Daba por terminada la conversación, por lo que se giró sobre sus tobillos, dispuesta a salir de aquel lugar que la ponía la carne de gallina por lo oscuro que era en comparación con su amado templo de Citera. Sus cabellos se movían de un lado a otro, rítmicamente como sus caderas. Pandora estaba entre la espalda y la pared. No podía echarse atrás, pues con lo que sabía no estaba en la posición de retroceder. Afrodita acabaría con su vida, pues aunque no supiera mucho, una venganza seguía siendo una venganza. No lo parecería, pero ese tipo de acciones eran penadas en el Olimpo. Si se llevaban a cabo de forma velada, disimulada, no habría problema alguno. Así funcionaba el mundo de los dioses: siempre que nadie, o muy pocos, se enteraran de tus actos sucios y oscuros, allí no pasaba nada. Todo estaría en una aparente paz; una paz "perfecta".

- ¿Qué te ha hecho Perséfone para que te quieras vengar de ella de esa manera?
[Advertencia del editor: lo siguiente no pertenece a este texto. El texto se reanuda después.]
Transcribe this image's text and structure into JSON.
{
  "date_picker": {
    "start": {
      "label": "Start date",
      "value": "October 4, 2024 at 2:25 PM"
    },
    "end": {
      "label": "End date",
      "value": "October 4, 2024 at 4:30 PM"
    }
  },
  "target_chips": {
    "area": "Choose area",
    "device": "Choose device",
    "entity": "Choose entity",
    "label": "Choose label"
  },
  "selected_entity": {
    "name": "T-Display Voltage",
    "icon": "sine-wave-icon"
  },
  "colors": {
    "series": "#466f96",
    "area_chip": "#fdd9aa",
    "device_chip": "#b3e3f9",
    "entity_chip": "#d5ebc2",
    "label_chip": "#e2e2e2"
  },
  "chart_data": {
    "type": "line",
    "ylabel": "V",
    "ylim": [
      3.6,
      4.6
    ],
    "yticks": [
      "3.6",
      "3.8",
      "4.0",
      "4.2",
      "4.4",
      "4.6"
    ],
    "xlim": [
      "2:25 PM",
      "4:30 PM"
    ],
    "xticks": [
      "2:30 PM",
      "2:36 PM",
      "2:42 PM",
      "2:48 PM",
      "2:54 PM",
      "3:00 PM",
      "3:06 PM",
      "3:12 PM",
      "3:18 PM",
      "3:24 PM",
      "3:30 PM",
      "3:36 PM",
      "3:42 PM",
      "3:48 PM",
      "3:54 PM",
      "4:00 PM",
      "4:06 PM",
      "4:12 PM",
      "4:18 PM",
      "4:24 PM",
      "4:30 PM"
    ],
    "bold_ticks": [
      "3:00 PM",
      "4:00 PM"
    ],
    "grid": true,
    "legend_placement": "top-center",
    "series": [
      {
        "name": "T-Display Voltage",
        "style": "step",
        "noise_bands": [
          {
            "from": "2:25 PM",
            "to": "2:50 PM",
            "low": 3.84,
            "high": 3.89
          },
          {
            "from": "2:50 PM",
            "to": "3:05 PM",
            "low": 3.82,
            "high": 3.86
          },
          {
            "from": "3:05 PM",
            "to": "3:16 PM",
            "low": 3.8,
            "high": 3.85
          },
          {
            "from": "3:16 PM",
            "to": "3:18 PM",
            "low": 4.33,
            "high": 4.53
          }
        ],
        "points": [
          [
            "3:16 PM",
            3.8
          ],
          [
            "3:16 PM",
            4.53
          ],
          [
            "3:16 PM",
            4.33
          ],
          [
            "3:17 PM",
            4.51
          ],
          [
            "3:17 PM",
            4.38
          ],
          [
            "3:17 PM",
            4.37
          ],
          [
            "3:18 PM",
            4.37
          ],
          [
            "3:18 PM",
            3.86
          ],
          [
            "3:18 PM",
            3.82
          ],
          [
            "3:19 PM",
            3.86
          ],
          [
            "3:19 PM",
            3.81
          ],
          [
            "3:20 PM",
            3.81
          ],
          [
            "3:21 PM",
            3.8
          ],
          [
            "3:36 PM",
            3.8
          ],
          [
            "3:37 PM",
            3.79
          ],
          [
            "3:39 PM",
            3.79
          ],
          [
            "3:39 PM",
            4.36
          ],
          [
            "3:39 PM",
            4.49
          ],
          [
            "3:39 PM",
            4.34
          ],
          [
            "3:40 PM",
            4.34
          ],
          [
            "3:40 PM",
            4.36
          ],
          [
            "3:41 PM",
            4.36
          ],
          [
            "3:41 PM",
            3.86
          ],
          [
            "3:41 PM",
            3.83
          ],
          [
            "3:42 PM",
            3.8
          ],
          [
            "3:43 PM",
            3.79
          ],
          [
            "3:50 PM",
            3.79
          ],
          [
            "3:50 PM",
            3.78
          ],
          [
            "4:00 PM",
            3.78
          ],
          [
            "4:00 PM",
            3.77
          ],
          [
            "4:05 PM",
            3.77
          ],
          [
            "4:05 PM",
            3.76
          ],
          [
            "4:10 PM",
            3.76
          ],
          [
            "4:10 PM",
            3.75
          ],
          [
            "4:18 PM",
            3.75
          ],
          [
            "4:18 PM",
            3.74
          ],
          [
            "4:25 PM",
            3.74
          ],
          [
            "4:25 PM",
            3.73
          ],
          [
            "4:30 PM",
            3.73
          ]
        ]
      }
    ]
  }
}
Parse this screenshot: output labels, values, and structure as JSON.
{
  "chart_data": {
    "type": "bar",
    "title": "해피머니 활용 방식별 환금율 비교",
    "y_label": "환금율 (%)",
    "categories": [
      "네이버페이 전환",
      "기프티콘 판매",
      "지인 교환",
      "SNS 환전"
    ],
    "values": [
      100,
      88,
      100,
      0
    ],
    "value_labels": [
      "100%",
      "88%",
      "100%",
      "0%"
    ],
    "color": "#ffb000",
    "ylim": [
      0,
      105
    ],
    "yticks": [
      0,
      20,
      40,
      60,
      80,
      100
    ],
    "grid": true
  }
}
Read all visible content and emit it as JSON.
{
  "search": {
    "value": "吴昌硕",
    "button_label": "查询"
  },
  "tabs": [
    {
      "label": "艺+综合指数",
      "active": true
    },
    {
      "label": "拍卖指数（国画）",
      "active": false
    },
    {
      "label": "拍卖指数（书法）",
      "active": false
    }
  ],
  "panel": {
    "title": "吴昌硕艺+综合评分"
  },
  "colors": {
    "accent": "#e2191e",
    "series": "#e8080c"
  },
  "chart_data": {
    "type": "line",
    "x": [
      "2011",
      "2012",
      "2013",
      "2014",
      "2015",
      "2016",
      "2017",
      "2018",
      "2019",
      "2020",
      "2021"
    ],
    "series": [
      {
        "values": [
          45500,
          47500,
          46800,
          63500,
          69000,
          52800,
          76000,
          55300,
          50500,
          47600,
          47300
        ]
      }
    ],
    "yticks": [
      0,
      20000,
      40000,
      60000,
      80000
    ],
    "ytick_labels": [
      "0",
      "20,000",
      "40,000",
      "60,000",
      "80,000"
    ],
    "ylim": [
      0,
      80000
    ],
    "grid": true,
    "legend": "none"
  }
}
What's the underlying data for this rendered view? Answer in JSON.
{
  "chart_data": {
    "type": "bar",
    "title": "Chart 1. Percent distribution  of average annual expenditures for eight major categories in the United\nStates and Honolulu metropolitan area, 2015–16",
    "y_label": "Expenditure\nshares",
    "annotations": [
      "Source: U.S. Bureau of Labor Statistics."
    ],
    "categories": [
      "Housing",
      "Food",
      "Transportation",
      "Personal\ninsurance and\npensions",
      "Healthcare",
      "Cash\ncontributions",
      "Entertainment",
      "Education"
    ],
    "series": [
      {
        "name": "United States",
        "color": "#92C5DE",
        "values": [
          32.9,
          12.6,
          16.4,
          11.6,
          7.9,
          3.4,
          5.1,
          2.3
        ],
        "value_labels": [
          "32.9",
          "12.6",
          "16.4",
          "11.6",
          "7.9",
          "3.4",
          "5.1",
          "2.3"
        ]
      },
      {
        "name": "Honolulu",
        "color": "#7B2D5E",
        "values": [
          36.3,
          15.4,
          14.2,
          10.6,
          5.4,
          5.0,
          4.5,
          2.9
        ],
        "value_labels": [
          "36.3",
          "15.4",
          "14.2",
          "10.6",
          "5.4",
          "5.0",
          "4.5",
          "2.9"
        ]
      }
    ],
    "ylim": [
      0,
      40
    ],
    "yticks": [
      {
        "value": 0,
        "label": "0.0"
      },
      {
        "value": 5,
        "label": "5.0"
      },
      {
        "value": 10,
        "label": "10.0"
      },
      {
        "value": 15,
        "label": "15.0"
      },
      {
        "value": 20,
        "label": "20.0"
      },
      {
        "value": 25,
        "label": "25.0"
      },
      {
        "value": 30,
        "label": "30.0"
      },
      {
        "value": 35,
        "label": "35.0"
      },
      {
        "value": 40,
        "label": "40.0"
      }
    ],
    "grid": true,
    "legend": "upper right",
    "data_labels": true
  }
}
Afrodita se paró en seco, girando la cara de tal forma que solo se le viera la mitad de la misma.

- Nuestra alianza sirve solo y exclusivamente para conseguir nuestros objetivos. No confraternizamos. Te he pedido que hagas algo, nada más. Y fallar no es una opción para ti. Si no consigues lo que te pido, puedes despedirte de tu posición en el Inframundo. Puedo inventarme cualquier cosa, pues mi palabra es de mayor peso que la tuya. Acuérdate de eso.